The Lower Your Costs, the More You Keep

Let me throw some controversy into your world today.

When I speak to groups about innovation in legal services the topic that always hits a raw nerve is the subject of office space. Next to personnel costs, office space is one of the largest fixed costs of any business, including law firms. However, much like the weather, every lawyer talks about it, but no one does anything about it.

It is a space planning rule of thumb that law firms need between 600 – 1,000 square feet of space per lawyer. Think of the savings if that number could be reduced to 400 or even 300 square feet per lawyer!

Many businesses have seen the opportunity to reduce costs by moving to an open concept office without offices – with employees working in stylized pods. The result is a much smaller footprint (which dramatically reduces costs), better air circulation, better temperature control and more natural light for all. Having personal experience in open concept offices where everyone from the president on down (including the legal teams) had a pod, not an office, I can attest to the fact that private offices are surprisingly unnecessary.

Lawyers however, immediately dismiss this concept out of hand. Lawyers, I am told, need offices to hold meetings and have private conversations to protect client confidentiality.

BUNK!

I challenge everyone to record the number of highly confidential professional (not personal) phone calls they take each week that require a cone of silence. You will find that these calls are few and far between.

Then record the number of ultra, double secret professional (not personal) meetings you hold in your office each week – it will also a miniscule number.

More importantly, consider that you are already in a law office and that the entire office is subject to confidentially obligations, not just your private office domain.
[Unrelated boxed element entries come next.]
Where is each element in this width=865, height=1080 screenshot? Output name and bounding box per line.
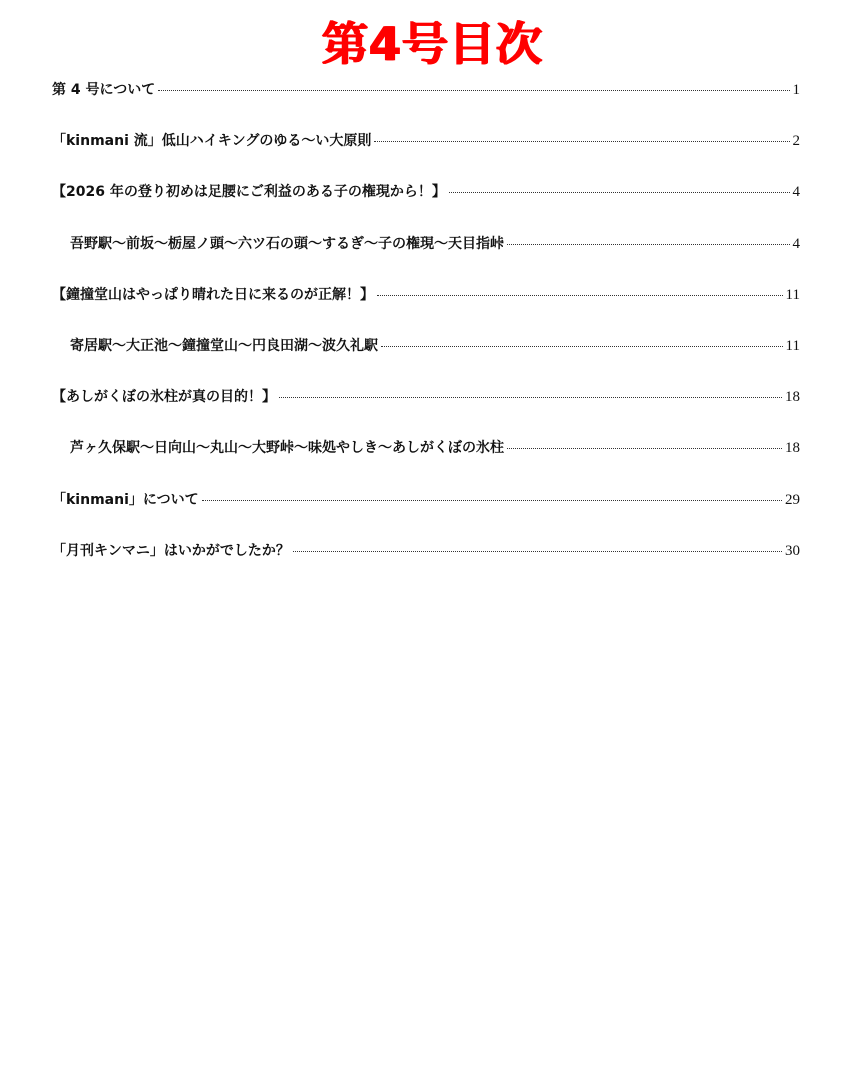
toc-dot-leader xyxy=(449,192,790,193)
toc-entry-feedback[interactable] xyxy=(52,539,800,590)
toc-entry-page: 1 xyxy=(792,82,800,98)
toc-entry-kanetsukidoyama[interactable] xyxy=(52,283,800,334)
toc-entry-page: 4 xyxy=(792,235,800,252)
toc-dot-leader xyxy=(202,500,782,501)
toc-entry-page: 18 xyxy=(785,389,800,406)
toc-subentry-ashigakubo-route[interactable] xyxy=(52,436,800,487)
toc-dot-leader xyxy=(158,90,789,91)
toc-dot-leader xyxy=(507,244,790,245)
toc-entry-page: 29 xyxy=(785,491,800,508)
table-of-contents xyxy=(52,78,800,590)
toc-entry-label: 「月刊キンマニ」はいかがでしたか？ xyxy=(52,542,290,559)
toc-dot-leader xyxy=(374,141,789,142)
toc-entry-label: 寄居駅～大正池～鐘撞堂山～円良田湖～波久礼駅 xyxy=(70,337,378,354)
toc-entry-ashigakubo-icicles[interactable] xyxy=(52,385,800,436)
toc-dot-leader xyxy=(507,448,782,449)
toc-subentry-agano-route[interactable] xyxy=(52,232,800,283)
toc-entry-label: 【あしがくぼの氷柱が真の目的！】 xyxy=(52,389,276,406)
toc-dot-leader xyxy=(279,397,782,398)
toc-entry-nenogongen[interactable] xyxy=(52,180,800,231)
toc-entry-about-kinmani[interactable] xyxy=(52,488,800,539)
toc-entry-page: 18 xyxy=(785,440,800,457)
toc-entry-page: 30 xyxy=(785,542,800,559)
toc-dot-leader xyxy=(293,551,782,552)
toc-entry-label: 「kinmani」について xyxy=(52,491,199,508)
toc-entry-page: 11 xyxy=(785,286,800,303)
toc-entry-label: 芦ヶ久保駅～日向山～丸山～大野峠～味処やしき～あしがくぼの氷柱 xyxy=(70,440,504,457)
toc-entry-page: 2 xyxy=(792,133,800,150)
toc-entry-about-issue-4[interactable] xyxy=(52,78,800,129)
toc-subentry-yorii-route[interactable] xyxy=(52,334,800,385)
toc-dot-leader xyxy=(381,346,783,347)
toc-entry-hiking-principles[interactable] xyxy=(52,129,800,180)
toc-entry-label: 吾野駅～前坂～栃屋ノ頭～六ツ石の頭～するぎ～子の権現～天目指峠 xyxy=(70,235,504,252)
page-title: 第4号目次 xyxy=(321,17,543,71)
toc-entry-page: 4 xyxy=(792,184,800,201)
toc-entry-page: 11 xyxy=(785,337,800,354)
toc-entry-label: 第 4 号について xyxy=(52,82,156,98)
toc-entry-label: 「kinmani 流」低山ハイキングのゆる～い大原則 xyxy=(52,133,372,150)
toc-entry-label: 【2026 年の登り初めは足腰にご利益のある子の権現から！】 xyxy=(52,184,446,201)
toc-dot-leader xyxy=(377,295,783,296)
toc-entry-label: 【鐘撞堂山はやっぱり晴れた日に来るのが正解！】 xyxy=(52,286,374,303)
Then of course, there is the noise factor.

Lawyers, I am told, speak very loudly on the phone so they need an office.

Apparently this is a medical condition that cannot be cured and must be accommodated by surrounding the lawyer with not-so-thick walls which permit only her most immediate neighbours to listen in. Surely lawyers can be trained to speak using their “inside voices” so as to not disturb their neighbours? Would that not also encourage civility among the bar?

The private office within law firms has now reached the end of its natural life cycle. There is no longer any need for it, as meeting and privacy rooms can be created to accommodate the few times that absolute secrecy is required.

Marshall McLuhan said, “First we shape our tools then they shape us.” At one time (perhaps 50 or so years ago), private offices had relevance and importance because face-to-face client meetings at the law office were frequent. Those days are now long past. Yet that past has conditioned lawyers to believe that a private office is still a necessity as well as a sign of prestige, power and achievement that many are loathe to give up – even in the face of significant cost savings and better working conditions for all members of the firm.